Last year, Torfaen council rejected plans to remove millions of tonnes of sandstone from the Tirpentwys site.
But the developer, Peakman Limited, has appealed.
It previously said re-opening the mine near Pontypool would create 12 jobs.
But more than 1,700 people have joined an online group against the plans, saying the privately owned area - known locally as "the canyons" - has been used regularly by people since opencast mining stopped in 1962.
Tirpentwys was left largely as it was when the machines stopped and a small lake formed in the middle of narrow, steep-sided valleys.
Hywel Clatworthy, who runs the 'Residents opposing the quarry' Facebook group, said the beauty spot has become more and more popular.
"Open cast happened in this area and this is what was left - nature has recovered it and it's just a beautiful place," he said.
"People worked this area in the 1950s, people have walked this area, enjoyed it, camped here and it's kind of a bit of a rite of passage for teenagers to come out here.
"It's a real piece of history, part of our heritage and it should be kept.
"We desperately need good jobs in this area, but this is just 12 jobs and 100 lorries a day - the balance isn't right, there's not enough community benefit to lose this for that."
Torfaen council unanimously rejected plans for a new access road through ancient woodland to enable up to 100 heavy goods vehicles to remove millions of tonnes of aggregate from the area in 2017.
Peakman Limited's managing director, Bernard Llewellyn, did not respond to BBC Wales' requests for a comment.

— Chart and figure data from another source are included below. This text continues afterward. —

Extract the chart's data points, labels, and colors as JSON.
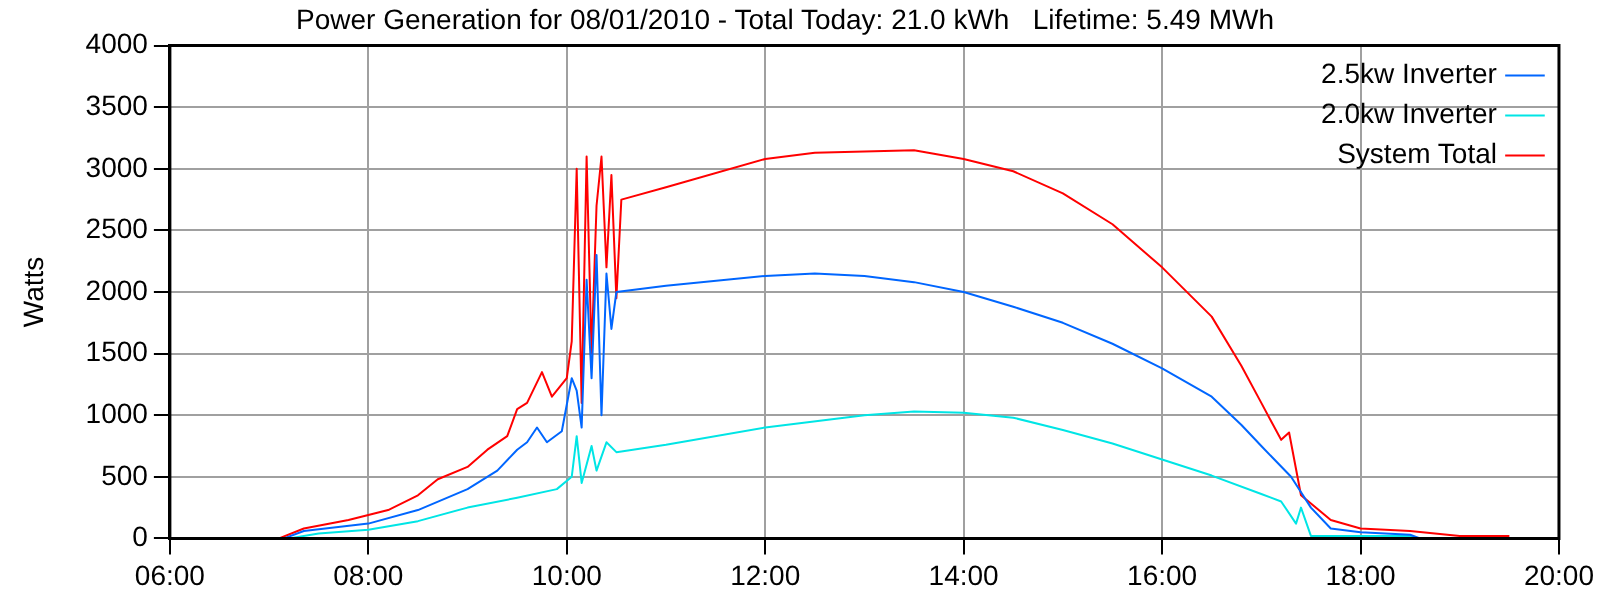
{
  "chart_data": {
    "type": "line",
    "title": "Power Generation for 08/01/2010 - Total Today: 21.0 kWh   Lifetime: 5.49 MWh",
    "ylabel": "Watts",
    "xlim": [
      6,
      20
    ],
    "xticks": [
      {
        "value": 6,
        "label": "06:00"
      },
      {
        "value": 8,
        "label": "08:00"
      },
      {
        "value": 10,
        "label": "10:00"
      },
      {
        "value": 12,
        "label": "12:00"
      },
      {
        "value": 14,
        "label": "14:00"
      },
      {
        "value": 16,
        "label": "16:00"
      },
      {
        "value": 18,
        "label": "18:00"
      },
      {
        "value": 20,
        "label": "20:00"
      }
    ],
    "ylim": [
      0,
      4000
    ],
    "yticks": [
      0,
      500,
      1000,
      1500,
      2000,
      2500,
      3000,
      3500,
      4000
    ],
    "grid": true,
    "legend": "top right",
    "marker": "none",
    "line_style": "solid",
    "series": [
      {
        "name": "2.5kw Inverter",
        "color": "#0066ff",
        "x": [
          7.15,
          7.35,
          8.0,
          8.5,
          9.0,
          9.3,
          9.5,
          9.6,
          9.7,
          9.8,
          9.95,
          10.05,
          10.1,
          10.15,
          10.2,
          10.25,
          10.3,
          10.35,
          10.4,
          10.45,
          10.5,
          11,
          12,
          12.5,
          13,
          13.5,
          14,
          14.5,
          15,
          15.5,
          16,
          16.5,
          16.8,
          17,
          17.3,
          17.5,
          17.7,
          18,
          18.5,
          18.6
        ],
        "values": [
          0,
          60,
          120,
          230,
          400,
          550,
          720,
          780,
          900,
          780,
          870,
          1300,
          1200,
          900,
          2100,
          1300,
          2300,
          1000,
          2150,
          1700,
          2000,
          2050,
          2130,
          2150,
          2130,
          2080,
          2000,
          1880,
          1750,
          1580,
          1380,
          1150,
          920,
          750,
          500,
          250,
          80,
          50,
          30,
          0
        ]
      },
      {
        "name": "2.0kw Inverter",
        "color": "#00e5e5",
        "x": [
          7.2,
          7.5,
          8,
          8.5,
          9,
          9.5,
          9.9,
          10.05,
          10.1,
          10.15,
          10.25,
          10.3,
          10.4,
          10.5,
          11,
          12,
          13,
          13.5,
          14,
          14.5,
          15,
          15.5,
          16,
          16.5,
          17,
          17.2,
          17.35,
          17.4,
          17.5,
          18,
          18.5,
          18.55
        ],
        "values": [
          0,
          40,
          70,
          140,
          250,
          330,
          400,
          500,
          830,
          450,
          750,
          550,
          780,
          700,
          760,
          900,
          1000,
          1030,
          1020,
          980,
          880,
          770,
          640,
          510,
          360,
          300,
          120,
          250,
          20,
          20,
          20,
          0
        ]
      },
      {
        "name": "System Total",
        "color": "#ff0000",
        "x": [
          7.1,
          7.35,
          7.8,
          8.2,
          8.5,
          8.7,
          9.0,
          9.2,
          9.4,
          9.5,
          9.6,
          9.75,
          9.85,
          10.0,
          10.05,
          10.1,
          10.15,
          10.2,
          10.25,
          10.3,
          10.35,
          10.4,
          10.45,
          10.5,
          10.55,
          11,
          12,
          12.5,
          13.5,
          14,
          14.5,
          15,
          15.5,
          16,
          16.5,
          16.8,
          17,
          17.2,
          17.28,
          17.4,
          17.7,
          18,
          18.5,
          19,
          19.5
        ],
        "values": [
          0,
          80,
          150,
          230,
          350,
          480,
          580,
          720,
          830,
          1050,
          1100,
          1350,
          1150,
          1300,
          1600,
          3000,
          1100,
          3100,
          1500,
          2700,
          3100,
          2200,
          2950,
          1950,
          2750,
          2850,
          3080,
          3130,
          3150,
          3080,
          2980,
          2800,
          2550,
          2200,
          1800,
          1400,
          1100,
          800,
          860,
          350,
          150,
          80,
          60,
          20,
          20
        ]
      }
    ]
  }
}
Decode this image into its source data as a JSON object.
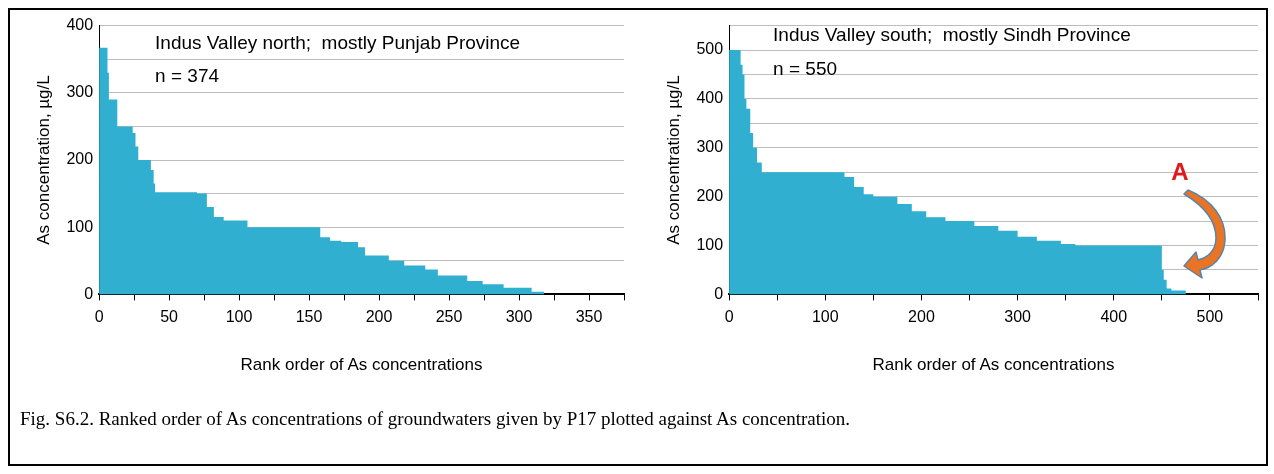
{
  "chart_data": [
    {
      "type": "area",
      "title": "Indus Valley north;  mostly Punjab Province",
      "xlabel": "Rank order of As concentrations",
      "ylabel": "As concentration, µg/L",
      "annotations": [
        "n = 374"
      ],
      "grid": "y",
      "legend": false,
      "x": [
        0,
        6,
        7,
        13,
        24,
        26,
        28,
        37,
        39,
        40,
        70,
        77,
        82,
        89,
        106,
        158,
        165,
        173,
        185,
        190,
        207,
        218,
        233,
        242,
        263,
        274,
        289,
        309,
        318
      ],
      "series": [
        {
          "color": "#31afd0",
          "values": [
            367,
            330,
            290,
            250,
            240,
            220,
            200,
            185,
            165,
            152,
            150,
            130,
            115,
            110,
            100,
            85,
            80,
            78,
            70,
            58,
            50,
            43,
            37,
            28,
            20,
            15,
            10,
            4,
            0
          ]
        }
      ],
      "xlim": [
        0,
        375
      ],
      "xticks": [
        0,
        {
          "value": 25,
          "label": null
        },
        50,
        {
          "value": 75,
          "label": null
        },
        100,
        {
          "value": 125,
          "label": null
        },
        150,
        {
          "value": 175,
          "label": null
        },
        200,
        {
          "value": 225,
          "label": null
        },
        250,
        {
          "value": 275,
          "label": null
        },
        300,
        {
          "value": 325,
          "label": null
        },
        350,
        {
          "value": 375,
          "label": null
        }
      ],
      "ylim": [
        0,
        400
      ],
      "yticks": [
        0,
        {
          "value": 50,
          "label": null
        },
        100,
        {
          "value": 150,
          "label": null
        },
        200,
        {
          "value": 250,
          "label": null
        },
        300,
        {
          "value": 350,
          "label": null
        },
        400
      ]
    },
    {
      "type": "area",
      "title": "Indus Valley south;  mostly Sindh Province",
      "xlabel": "Rank order of As concentrations",
      "ylabel": "As concentration, µg/L",
      "annotations": [
        "n = 550",
        "A"
      ],
      "grid": "y",
      "legend": false,
      "x": [
        0,
        12,
        14,
        16,
        18,
        22,
        25,
        29,
        34,
        120,
        130,
        140,
        150,
        175,
        190,
        205,
        225,
        255,
        280,
        300,
        320,
        345,
        360,
        450,
        452,
        455,
        460,
        475
      ],
      "series": [
        {
          "color": "#31afd0",
          "values": [
            500,
            470,
            450,
            400,
            380,
            330,
            300,
            270,
            250,
            240,
            220,
            205,
            200,
            185,
            170,
            158,
            150,
            140,
            130,
            118,
            110,
            103,
            100,
            50,
            30,
            12,
            8,
            0
          ]
        }
      ],
      "xlim": [
        0,
        550
      ],
      "xticks": [
        0,
        {
          "value": 50,
          "label": null
        },
        100,
        {
          "value": 150,
          "label": null
        },
        200,
        {
          "value": 250,
          "label": null
        },
        300,
        {
          "value": 350,
          "label": null
        },
        400,
        {
          "value": 450,
          "label": null
        },
        500,
        {
          "value": 550,
          "label": null
        }
      ],
      "ylim": [
        0,
        550
      ],
      "yticks": [
        0,
        {
          "value": 50,
          "label": null
        },
        100,
        {
          "value": 150,
          "label": null
        },
        200,
        {
          "value": 250,
          "label": null
        },
        300,
        {
          "value": 350,
          "label": null
        },
        400,
        {
          "value": 450,
          "label": null
        },
        500,
        {
          "value": 550,
          "label": null
        }
      ]
    },
    {
      "type": "other",
      "annotations": [
        "Fig. S6.2. Ranked order of As concentrations of groundwaters given by P17 plotted against As concentration."
      ]
    }
  ]
}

The company previously said land would be "remediated" after 19 years - partly filled in, with trees and shrubs planted "in character with the wider area".
Mr Clatworthy's mother, Olwen, remembers the site in the 1960s just after coal mining stopped.
"We thought 'they've left this scar on this land and it will never heal', but it did heal - nature has healed it," she said.
"We never want to go through what we went through before. People have come up to this mountain, it's been their natural resource and now we're faced with losing that.
"Why would you want to stop people enjoying what we've been given in natural resources? I don't understand it."
A planning inspector is set to consider the developer's appeal later this year.